Carrot Alarm for iOS will set you back $3, but for your money you get a talking alarm clock that’s a little different from the norm. In addition to having a lot of attitude, the app comes with a choice of options for shutting off the alarm, including shakes, swipes, and pinches. The alarms themselves can be a mixture of custom dialog and music, and the app actually gets angry with you if you hit the snooze button too many times.
Last but not least, Alarm Clock For Heavy Sleepers for Android is a freemium alarm clock app that’s well summed up by its name. In its attempts to drag you out of bed, the app can combine multiple alarms and challenge you with math puzzles. It has some other neat tricks too, like the ability to disable alarms on public holidays or to set alarms based on your location (so you don’t get woken up too early on vacation).

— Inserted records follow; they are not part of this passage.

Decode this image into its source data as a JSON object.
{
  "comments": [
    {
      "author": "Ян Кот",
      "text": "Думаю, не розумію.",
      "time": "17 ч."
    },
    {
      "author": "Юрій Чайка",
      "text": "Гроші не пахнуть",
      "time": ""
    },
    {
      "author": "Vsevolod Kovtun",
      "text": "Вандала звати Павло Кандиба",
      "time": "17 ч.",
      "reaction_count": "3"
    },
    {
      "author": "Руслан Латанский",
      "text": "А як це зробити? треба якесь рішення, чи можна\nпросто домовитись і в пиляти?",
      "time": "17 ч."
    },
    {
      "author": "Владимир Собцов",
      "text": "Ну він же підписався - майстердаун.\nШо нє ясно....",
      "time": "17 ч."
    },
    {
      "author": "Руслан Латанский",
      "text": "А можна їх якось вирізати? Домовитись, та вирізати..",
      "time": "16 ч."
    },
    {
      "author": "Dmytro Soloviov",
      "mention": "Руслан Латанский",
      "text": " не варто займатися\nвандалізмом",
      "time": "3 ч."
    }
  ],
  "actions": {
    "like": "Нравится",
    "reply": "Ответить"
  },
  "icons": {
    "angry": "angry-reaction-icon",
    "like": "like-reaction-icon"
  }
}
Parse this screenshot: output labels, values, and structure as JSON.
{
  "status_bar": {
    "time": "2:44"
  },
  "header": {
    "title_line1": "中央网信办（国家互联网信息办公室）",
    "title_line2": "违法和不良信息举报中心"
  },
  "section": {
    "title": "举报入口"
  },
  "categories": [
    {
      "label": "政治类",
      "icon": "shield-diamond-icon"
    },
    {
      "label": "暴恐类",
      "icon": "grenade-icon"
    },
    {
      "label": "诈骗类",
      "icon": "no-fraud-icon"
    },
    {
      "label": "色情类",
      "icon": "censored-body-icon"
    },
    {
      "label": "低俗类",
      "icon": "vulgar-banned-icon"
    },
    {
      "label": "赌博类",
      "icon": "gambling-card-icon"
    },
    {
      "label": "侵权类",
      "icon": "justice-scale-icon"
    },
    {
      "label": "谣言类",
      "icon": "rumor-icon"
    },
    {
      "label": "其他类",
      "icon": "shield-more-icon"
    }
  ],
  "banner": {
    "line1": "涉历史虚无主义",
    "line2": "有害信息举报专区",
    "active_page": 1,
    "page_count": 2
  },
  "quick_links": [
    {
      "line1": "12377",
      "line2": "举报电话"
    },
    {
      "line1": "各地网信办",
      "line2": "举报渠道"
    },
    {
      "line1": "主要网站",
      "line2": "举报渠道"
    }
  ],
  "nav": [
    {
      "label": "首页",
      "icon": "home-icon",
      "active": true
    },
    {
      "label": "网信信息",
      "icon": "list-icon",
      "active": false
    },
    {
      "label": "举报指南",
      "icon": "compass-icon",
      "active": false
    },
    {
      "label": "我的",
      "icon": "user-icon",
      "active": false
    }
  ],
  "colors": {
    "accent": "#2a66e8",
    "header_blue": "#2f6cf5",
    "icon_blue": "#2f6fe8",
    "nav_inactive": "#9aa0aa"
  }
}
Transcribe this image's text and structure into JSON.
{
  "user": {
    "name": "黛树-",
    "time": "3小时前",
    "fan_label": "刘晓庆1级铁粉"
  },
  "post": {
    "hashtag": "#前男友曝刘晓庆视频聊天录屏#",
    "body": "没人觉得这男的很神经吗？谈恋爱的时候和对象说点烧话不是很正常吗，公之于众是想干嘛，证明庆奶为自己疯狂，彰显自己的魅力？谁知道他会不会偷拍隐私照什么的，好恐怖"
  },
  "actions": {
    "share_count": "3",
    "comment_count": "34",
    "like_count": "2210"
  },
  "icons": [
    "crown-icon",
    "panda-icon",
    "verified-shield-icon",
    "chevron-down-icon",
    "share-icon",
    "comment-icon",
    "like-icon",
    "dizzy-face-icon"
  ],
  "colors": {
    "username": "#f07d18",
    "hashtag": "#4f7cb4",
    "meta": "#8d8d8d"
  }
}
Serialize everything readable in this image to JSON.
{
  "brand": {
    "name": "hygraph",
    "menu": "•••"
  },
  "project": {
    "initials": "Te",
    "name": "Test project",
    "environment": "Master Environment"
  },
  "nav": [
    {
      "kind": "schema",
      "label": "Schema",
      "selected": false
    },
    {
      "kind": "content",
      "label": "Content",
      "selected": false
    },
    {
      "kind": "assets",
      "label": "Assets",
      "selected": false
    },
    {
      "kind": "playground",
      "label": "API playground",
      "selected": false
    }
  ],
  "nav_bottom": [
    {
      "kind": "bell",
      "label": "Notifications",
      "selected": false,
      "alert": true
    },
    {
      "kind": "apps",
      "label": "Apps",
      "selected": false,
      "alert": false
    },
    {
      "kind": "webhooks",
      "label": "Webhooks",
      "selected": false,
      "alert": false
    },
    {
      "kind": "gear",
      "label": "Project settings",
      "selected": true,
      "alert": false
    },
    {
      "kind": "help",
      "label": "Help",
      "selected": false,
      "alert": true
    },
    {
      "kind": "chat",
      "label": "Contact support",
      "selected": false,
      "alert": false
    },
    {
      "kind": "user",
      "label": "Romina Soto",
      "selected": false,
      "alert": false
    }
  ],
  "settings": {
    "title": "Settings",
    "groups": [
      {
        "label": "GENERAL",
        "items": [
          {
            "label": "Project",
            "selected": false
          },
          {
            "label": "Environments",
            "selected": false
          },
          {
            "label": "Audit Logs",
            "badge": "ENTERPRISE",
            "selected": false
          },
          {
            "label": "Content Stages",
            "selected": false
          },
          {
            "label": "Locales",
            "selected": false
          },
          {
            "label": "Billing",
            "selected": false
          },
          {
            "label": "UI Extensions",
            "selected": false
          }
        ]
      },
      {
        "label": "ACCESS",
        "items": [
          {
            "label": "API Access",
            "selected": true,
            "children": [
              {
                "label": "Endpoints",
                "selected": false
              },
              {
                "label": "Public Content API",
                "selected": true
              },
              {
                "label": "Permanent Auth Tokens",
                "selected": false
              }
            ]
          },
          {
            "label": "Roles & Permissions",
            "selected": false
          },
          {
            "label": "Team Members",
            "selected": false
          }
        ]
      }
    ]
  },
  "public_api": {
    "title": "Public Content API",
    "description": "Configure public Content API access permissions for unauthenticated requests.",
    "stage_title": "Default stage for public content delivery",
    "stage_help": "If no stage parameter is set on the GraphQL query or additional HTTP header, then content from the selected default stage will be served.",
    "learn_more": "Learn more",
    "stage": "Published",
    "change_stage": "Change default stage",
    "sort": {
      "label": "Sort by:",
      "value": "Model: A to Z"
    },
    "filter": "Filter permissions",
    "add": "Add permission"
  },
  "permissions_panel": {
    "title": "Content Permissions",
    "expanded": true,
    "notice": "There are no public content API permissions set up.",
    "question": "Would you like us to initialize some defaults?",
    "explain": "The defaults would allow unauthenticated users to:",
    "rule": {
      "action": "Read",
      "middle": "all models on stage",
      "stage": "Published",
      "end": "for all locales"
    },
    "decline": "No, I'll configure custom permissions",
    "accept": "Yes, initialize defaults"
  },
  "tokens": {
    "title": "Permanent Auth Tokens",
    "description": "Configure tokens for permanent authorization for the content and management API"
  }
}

Another way to upgrade your morning wake-up experience is to get something else working alongside your phone to get you out of bed. A dock like the $70 iHome Bluetooth Alarm Clock will wirelessly charge up your iPhone overnight, tell you the time, and add some extra volume to those alarm sounds.
There aren’t too many brilliant alarm clock dock options for smartphones these days, but another one we like is the $60 Dpnao Charging Docks Station: It works with all recent iPhone models, and it too will charge up your phone while you sleep in addition to making sure the alarms are loud enough to get you out of bed.
And the advantage of having a dock that’s not right by your bedside is that you do actually have to get up to turn the alarm off. Whether or not you want to invest in a separate dock device, if you’re struggling to wake up in the mornings, try putting your phone on the other side of the room (or even in another room entirely).
With so many shapes and sizes to cater for, there aren’t as many docks for Android devices as there are for iPhones. One we have spotted is the $28 Philips AJT3300 device that brings with it several useful features. Some of those include keeping the time on display, playing music (or alarm sounds) over Bluetooth, and charging your phone.
Indeed, you don’t necessarily need to buy a dock to give the alarm audio some extra oomph. You could just connect your phone to a Bluetooth speaker before you go to bed and set the volume accordingly. (But maybe give this a few trial runs in the daytime to make sure it’s not going to wake up the entire neighborhood.)
Don’t forget you can get a variety of smart lights as well now to work in tandem with your phone (you could control them with Google Assistant when an alarm goes off, as we mentioned at the start). The $99 Casper Glow, for example, can gently dim at bedtime and gently brighten in the mornings to ease you into the day more naturally.